Beyrut’a olan sevgisine ve düşkünlüğüne rağmen seyahat tutkusu sayesinde İstanbul'a gelen ve ruhu İstanbul’un güzelliğine kapılan Rey Aga. Suwan, L’Beirut Lebanese Restaurant’ın hikâyesini şöyle anlatıyor: “Seyahat tutkum beni İstanbul’a getirdi ve geldiğim gibi kültürüne hayran kaldım. Herkesin bir araya geldiği, lezzet dolu yemekleri heyecanla bir masada paylaştığı, Beyrut’un güzel evlerinden ilham alan yeni konsept hikâyeler geliştirdim… Tıpkı Beyrut’un ölümsüz ruhunun fethettiği lezzetlere her zaman hayran olduğum gibi… L’Beirut Lebanese Restaurant’ın konsept hikâyesi de zeytin yaprakları ve Beyrut’un eski evlerinin pencereleriyle başlıyor. Kendinizi evinizde hissetmeniz için tutku ve sevgiyle dekore edilen mekânın her köşesinde sıcak bir dokunuş var. Klasik ve modern dokunuş, her köşede dikkat çekici bir özelliğe sahip.”

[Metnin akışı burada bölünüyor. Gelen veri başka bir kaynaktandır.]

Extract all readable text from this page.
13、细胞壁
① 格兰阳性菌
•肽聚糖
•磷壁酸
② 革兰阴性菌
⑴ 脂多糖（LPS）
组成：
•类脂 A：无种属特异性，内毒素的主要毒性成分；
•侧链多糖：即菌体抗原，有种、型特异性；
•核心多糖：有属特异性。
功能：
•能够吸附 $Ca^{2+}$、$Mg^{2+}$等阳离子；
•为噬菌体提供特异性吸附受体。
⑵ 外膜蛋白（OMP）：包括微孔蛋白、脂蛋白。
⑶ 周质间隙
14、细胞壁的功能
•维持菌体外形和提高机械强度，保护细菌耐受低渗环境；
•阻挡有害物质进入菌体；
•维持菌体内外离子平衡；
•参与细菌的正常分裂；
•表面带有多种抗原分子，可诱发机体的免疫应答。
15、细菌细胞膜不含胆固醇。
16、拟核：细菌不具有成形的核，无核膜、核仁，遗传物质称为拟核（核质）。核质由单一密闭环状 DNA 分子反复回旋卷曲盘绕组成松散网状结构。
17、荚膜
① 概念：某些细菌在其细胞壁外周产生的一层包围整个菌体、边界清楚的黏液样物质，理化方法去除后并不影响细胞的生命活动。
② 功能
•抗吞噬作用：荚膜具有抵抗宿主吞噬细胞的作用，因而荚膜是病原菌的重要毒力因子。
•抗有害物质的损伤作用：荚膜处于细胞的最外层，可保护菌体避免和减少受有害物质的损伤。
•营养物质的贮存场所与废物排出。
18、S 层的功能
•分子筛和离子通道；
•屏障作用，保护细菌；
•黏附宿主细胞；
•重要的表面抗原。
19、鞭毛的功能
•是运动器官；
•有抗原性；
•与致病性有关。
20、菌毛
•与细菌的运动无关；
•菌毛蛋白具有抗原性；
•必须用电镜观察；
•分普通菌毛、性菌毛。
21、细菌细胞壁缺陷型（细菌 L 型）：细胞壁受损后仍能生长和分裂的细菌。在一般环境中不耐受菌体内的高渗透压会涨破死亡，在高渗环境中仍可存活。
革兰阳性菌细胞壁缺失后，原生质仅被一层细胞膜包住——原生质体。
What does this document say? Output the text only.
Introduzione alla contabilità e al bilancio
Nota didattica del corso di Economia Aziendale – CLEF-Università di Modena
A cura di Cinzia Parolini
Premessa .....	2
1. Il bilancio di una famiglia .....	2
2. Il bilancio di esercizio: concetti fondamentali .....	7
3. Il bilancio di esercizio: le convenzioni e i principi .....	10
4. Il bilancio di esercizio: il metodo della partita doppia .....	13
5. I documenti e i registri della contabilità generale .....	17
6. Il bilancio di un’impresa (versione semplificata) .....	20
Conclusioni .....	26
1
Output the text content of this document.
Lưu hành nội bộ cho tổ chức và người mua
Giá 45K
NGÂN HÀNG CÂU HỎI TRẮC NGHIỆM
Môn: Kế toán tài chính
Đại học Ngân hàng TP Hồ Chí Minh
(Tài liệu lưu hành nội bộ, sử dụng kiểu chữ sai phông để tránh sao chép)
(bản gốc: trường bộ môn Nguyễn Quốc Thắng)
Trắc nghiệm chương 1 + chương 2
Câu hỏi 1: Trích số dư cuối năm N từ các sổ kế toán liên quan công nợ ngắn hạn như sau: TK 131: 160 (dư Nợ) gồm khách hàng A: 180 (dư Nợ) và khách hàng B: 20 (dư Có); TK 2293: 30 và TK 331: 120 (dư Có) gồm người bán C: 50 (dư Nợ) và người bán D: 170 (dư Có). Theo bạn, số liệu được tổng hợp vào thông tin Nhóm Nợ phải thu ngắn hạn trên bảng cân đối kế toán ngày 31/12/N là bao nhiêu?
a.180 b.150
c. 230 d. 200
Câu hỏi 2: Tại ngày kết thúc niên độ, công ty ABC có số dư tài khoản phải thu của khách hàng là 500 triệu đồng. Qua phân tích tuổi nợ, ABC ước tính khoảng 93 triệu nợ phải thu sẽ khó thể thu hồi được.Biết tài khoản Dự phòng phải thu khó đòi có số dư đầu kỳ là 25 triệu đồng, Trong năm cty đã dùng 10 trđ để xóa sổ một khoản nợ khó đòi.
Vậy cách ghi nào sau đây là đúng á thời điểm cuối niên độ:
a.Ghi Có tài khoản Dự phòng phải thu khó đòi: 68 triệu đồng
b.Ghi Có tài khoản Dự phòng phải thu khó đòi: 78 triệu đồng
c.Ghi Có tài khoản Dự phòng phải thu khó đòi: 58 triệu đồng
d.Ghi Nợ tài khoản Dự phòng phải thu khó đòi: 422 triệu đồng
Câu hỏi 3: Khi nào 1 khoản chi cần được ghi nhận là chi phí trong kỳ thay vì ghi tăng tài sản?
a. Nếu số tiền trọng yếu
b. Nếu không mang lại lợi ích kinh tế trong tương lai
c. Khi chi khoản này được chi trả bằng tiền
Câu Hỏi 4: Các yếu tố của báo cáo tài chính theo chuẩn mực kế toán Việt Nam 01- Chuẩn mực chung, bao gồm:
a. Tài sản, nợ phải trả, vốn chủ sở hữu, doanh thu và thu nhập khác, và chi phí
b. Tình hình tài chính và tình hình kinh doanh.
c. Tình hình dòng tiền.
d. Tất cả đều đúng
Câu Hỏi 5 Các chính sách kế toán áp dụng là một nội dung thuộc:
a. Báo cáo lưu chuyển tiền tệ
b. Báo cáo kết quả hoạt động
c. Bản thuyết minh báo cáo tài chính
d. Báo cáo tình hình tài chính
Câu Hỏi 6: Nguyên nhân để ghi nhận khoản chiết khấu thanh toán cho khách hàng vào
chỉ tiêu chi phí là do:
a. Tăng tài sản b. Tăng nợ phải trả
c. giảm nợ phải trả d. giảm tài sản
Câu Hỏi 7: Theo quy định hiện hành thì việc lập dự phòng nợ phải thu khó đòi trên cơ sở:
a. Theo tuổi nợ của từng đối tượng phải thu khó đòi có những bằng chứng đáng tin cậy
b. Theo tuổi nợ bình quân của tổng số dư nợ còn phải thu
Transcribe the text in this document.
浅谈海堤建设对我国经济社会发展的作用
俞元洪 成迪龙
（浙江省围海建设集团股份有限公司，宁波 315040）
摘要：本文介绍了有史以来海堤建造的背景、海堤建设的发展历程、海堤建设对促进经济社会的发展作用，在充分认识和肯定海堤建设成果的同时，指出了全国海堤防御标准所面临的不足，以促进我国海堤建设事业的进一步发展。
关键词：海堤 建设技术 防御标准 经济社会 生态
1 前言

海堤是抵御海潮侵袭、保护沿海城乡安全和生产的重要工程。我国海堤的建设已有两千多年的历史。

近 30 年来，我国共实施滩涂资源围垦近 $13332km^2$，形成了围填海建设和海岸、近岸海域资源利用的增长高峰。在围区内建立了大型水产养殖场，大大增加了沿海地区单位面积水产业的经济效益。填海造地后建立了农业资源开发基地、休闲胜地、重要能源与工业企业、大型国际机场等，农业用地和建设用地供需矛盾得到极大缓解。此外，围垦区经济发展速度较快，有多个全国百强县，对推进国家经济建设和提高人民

Rey Aga. Suwan’ın deneyimi sadece yemekle sınırlı değil; tutkusu konuklarının restoran deneyimindeki her şeyin konsept ve tasarımını da içeriyor. İştah açıcı tabakların yanı sıra dikkat çekici ve ahenkli bir ambiyans vadediyor. L’Beirut Lebanese Restaurant’ın logosunda yer alan zeytin ağacı, Akdeniz ile olan bağı ve lezzetlerin paylaşılmasını simgeliyor. Zeytin ve zeytinyağı tüm yemeklerde kullanılırken; restorana girdiğiniz an gözünüze çarpan turkuaz rengi ise ferahlatıcı, sakinleştirici ve sofistike bir etkiye sahip. Tabii aynı zamanda neşe ve huzurla da ilişkilendiriliyor.
Mutfakta 20’den fazla Lübnanlı şef var
L’Beirut Lebanese Restaurant’a gelen konuklar menüde saf, otantik Lübnan yemeklerini buluyor. Lübnan’ın binlerce yıllık tariflerine yer veren mekânın menüsünde kimi yemeklere az da olsa Türk baharatları karıştırsalar da Akdeniz lezzetlerinden seçilmiş imza tabaklar yaratılmış. Mutfakta, mutfak sanatları konusunda profesyonel deneyime sahip, hijyen ve mutfak teknikleri konusunda uzman 20’den fazla Lübnanlı şef yer alıyor. Malzemelerin özenle seçildiği her tabağın tecrübe dolu bir hikâyesi olduğunu anlatan Rey Aga. Suwan, “Mutfak hizmet ve sektörünün Türkiye'de emsalsiz olduğu bilinen bir gerçek. Benim felsefem de kişisel bir dokunuşla yaratıcı bir şekilde sürekli olarak yüksek kaliteli hizmetler sunmaya odaklanmak” diyor.
Yerelden ilham alan özenle hazırlanan lezzetler…
Öne çıkan lezzetlerden mutlaka denenmesi gereken tarifler arasında bir klasik olan humus bulunuyor. Humus içinde kullanılan tüm malzemeler, özel olarak Lübnan’dan getirilerek hazırlanıyor. Etli humus alternatifinde ise sofraya kuzu bonfile eşlik ediyor. Lübnan sucuk ve Lübnan sosisi de mutlaka denenmesi gereken tatlardan... Kalabalık grupların paylaşmasına uygun olarak hazırlanan Royal karışık ızgara, özel karışım sosu ve Lübnan’ın özel baharatlarıyla pişiriliyor. Rey Aga. Suwan’ın çocukluğundan esinlenerek özel olarak hazırladığı anne çiçeği salatası ve karamelize ananas, kuru incir, taze reyhanlarla özel bir salata olan Paşa salatası da hem ekşi hem de tatlı bir deneyim sunuyor.
Lübnan mutfağının güzelliklerini tatmak isteyen aileler, yeni lezzetler keşfetmek isteyen turistler, kurumsal toplantılarını yapmak isteyen firmaların hedef kitleleri olduğunu belirten Rey Aga. Suwan, gelecek planları arasında yeni şubeler ve konseptler olduğunu söylüyor. Rey. Aga Suwan, “Planım, Türkiye’de sınırsız genişlemek… Şimdiye kadar Türkiye’deki her kesime gerçekten dokunan 7 farklı konseptim mevcut. Konuklarımızı yerelden ilham alarak özenle hazırlanmış lezzetleri deneyimlemeleri için ağırlamayı istiyoruz” diyor.